Mabuchi a conclu que l'esprit indigène japonais avait été obscurci par les influences du confucianisme et du bouddhisme. Il a suggéré que la littérature ancienne et tanka la poésie doit être interprétée en utilisant des émotions naturelles au lieu de la raison, et non en suivant les interprétations confucéennes dominantes. Cette renaissance de la culture japonaise traditionnelle a pénétré même le shogunat de Tokugawa. Mabuchi a été engagé par le gouvernement pour résoudre les désaccords qui s'étaient Kokugaku mouvement. Il a servi pendant 15 ans et a eu un impact énorme sur la Kokugaku mouvement, non seulement à cause de son érudition, mais à cause de sa bonté naturelle et de son humilité.

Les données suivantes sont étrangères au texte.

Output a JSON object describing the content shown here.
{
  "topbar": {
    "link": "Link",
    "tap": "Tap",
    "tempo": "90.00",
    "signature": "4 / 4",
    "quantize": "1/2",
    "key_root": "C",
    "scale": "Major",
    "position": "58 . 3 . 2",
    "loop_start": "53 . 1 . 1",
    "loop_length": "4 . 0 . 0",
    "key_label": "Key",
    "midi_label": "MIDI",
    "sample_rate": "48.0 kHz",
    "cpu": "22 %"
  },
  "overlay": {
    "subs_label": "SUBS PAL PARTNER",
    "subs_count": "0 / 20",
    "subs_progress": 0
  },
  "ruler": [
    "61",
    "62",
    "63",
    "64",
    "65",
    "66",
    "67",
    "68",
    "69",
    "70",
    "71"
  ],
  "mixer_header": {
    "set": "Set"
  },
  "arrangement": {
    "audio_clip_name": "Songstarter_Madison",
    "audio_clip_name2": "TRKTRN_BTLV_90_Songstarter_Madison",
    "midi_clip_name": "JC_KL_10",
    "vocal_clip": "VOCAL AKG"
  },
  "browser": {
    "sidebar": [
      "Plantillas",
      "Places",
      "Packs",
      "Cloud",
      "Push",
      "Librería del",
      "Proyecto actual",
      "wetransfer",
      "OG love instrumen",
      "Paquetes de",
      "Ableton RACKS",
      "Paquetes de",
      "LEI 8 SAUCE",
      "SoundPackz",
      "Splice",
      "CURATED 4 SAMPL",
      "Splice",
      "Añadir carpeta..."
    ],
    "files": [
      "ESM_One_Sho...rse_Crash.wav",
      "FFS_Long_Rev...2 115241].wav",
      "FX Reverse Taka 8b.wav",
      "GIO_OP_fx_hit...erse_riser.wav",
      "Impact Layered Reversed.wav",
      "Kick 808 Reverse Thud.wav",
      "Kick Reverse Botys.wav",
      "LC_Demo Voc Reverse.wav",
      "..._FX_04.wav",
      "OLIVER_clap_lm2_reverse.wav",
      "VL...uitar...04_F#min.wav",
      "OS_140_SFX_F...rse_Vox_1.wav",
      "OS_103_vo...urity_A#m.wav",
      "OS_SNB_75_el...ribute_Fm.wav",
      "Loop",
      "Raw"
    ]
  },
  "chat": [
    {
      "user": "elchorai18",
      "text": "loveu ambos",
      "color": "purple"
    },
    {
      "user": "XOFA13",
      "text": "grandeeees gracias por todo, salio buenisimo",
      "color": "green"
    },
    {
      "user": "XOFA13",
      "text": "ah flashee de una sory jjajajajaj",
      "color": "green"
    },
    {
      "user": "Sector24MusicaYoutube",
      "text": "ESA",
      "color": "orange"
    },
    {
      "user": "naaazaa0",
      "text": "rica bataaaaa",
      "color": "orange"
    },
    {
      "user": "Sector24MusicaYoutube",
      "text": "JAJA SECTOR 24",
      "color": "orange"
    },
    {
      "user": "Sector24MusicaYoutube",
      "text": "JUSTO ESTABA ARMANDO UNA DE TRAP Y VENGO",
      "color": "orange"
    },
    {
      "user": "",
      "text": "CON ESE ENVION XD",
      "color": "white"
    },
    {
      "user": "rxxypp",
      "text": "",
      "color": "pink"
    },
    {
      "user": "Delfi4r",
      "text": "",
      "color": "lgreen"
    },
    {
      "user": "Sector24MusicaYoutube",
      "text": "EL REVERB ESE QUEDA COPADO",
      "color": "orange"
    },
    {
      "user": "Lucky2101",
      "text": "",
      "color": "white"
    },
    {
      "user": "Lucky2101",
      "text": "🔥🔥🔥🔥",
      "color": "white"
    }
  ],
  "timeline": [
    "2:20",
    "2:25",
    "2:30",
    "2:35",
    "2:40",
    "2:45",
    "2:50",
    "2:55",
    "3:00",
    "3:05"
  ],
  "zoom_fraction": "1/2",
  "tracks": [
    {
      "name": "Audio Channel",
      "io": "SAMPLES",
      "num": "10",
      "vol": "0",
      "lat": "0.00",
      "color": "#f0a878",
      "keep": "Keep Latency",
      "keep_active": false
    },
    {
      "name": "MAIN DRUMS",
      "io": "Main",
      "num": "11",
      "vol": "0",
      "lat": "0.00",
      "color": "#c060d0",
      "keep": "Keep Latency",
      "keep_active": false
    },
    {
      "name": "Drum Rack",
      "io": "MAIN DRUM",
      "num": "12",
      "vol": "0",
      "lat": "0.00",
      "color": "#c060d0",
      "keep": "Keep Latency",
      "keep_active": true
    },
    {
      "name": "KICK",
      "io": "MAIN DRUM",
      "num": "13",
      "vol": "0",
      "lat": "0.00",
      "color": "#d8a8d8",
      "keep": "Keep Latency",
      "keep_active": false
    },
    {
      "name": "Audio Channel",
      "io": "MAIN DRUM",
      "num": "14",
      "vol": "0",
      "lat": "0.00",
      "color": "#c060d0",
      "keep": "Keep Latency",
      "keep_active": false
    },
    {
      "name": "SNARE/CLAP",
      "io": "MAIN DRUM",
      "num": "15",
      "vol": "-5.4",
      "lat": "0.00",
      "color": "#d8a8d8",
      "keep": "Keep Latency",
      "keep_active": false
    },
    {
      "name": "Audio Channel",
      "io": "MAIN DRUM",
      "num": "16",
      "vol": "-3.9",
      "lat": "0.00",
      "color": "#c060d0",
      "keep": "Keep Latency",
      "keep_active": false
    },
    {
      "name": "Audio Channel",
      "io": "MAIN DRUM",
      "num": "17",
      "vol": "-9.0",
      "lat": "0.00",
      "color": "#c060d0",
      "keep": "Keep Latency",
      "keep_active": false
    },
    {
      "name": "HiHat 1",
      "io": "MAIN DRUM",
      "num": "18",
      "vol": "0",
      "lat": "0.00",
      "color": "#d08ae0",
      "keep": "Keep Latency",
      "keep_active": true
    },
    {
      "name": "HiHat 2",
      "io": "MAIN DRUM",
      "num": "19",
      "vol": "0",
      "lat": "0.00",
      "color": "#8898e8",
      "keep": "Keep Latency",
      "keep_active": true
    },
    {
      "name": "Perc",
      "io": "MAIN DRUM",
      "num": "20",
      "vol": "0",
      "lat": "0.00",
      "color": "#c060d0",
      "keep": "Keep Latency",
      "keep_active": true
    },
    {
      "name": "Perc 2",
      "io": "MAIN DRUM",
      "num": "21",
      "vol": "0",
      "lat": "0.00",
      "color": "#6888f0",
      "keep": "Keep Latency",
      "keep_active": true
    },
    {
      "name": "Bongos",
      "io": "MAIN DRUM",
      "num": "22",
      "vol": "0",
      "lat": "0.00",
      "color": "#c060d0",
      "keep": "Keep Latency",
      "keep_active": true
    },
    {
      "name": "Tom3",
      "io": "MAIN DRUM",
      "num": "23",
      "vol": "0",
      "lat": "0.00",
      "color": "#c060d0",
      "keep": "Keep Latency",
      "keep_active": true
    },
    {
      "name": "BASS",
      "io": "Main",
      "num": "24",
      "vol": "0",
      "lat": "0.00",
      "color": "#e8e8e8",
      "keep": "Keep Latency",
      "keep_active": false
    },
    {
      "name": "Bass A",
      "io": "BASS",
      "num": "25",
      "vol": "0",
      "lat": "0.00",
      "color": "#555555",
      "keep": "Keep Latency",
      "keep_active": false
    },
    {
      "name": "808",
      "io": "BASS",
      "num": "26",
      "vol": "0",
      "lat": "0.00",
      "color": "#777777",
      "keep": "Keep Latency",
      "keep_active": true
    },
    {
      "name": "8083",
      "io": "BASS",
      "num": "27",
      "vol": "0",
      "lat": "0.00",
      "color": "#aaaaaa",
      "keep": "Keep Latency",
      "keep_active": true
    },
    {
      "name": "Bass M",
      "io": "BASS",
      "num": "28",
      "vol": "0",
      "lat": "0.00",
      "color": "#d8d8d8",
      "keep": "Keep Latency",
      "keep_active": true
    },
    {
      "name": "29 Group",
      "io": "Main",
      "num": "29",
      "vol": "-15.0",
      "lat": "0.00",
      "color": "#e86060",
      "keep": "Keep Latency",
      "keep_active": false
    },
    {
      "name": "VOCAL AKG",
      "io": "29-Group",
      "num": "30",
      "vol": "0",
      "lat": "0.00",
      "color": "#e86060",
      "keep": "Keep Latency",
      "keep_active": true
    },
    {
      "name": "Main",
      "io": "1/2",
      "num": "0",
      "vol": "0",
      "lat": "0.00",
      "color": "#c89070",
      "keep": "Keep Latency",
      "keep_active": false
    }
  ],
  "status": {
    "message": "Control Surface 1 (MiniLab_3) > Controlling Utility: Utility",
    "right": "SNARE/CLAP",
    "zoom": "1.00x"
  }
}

Une rencontre d'une nuit avec un jeune médecin de campagne nommé Motoori Norinaga a conduit Norinaga à devenir le plus célèbre Kokugaku savant.

La vie

Mabuchi est né en 1697, le troisième fils du prêtre shinto Hamamatsu Okabe Masanobu. Les Okabe étaient une branche inférieure du célèbre sanctuaire Kamo à Kyoto. En 1722, Mabuchi a rejoint un groupe de lecture de poésie au Sugiura et a rencontré Kada no Azumamaro, qui était un éminent érudit de la culture classique japonaise et un tanka poète.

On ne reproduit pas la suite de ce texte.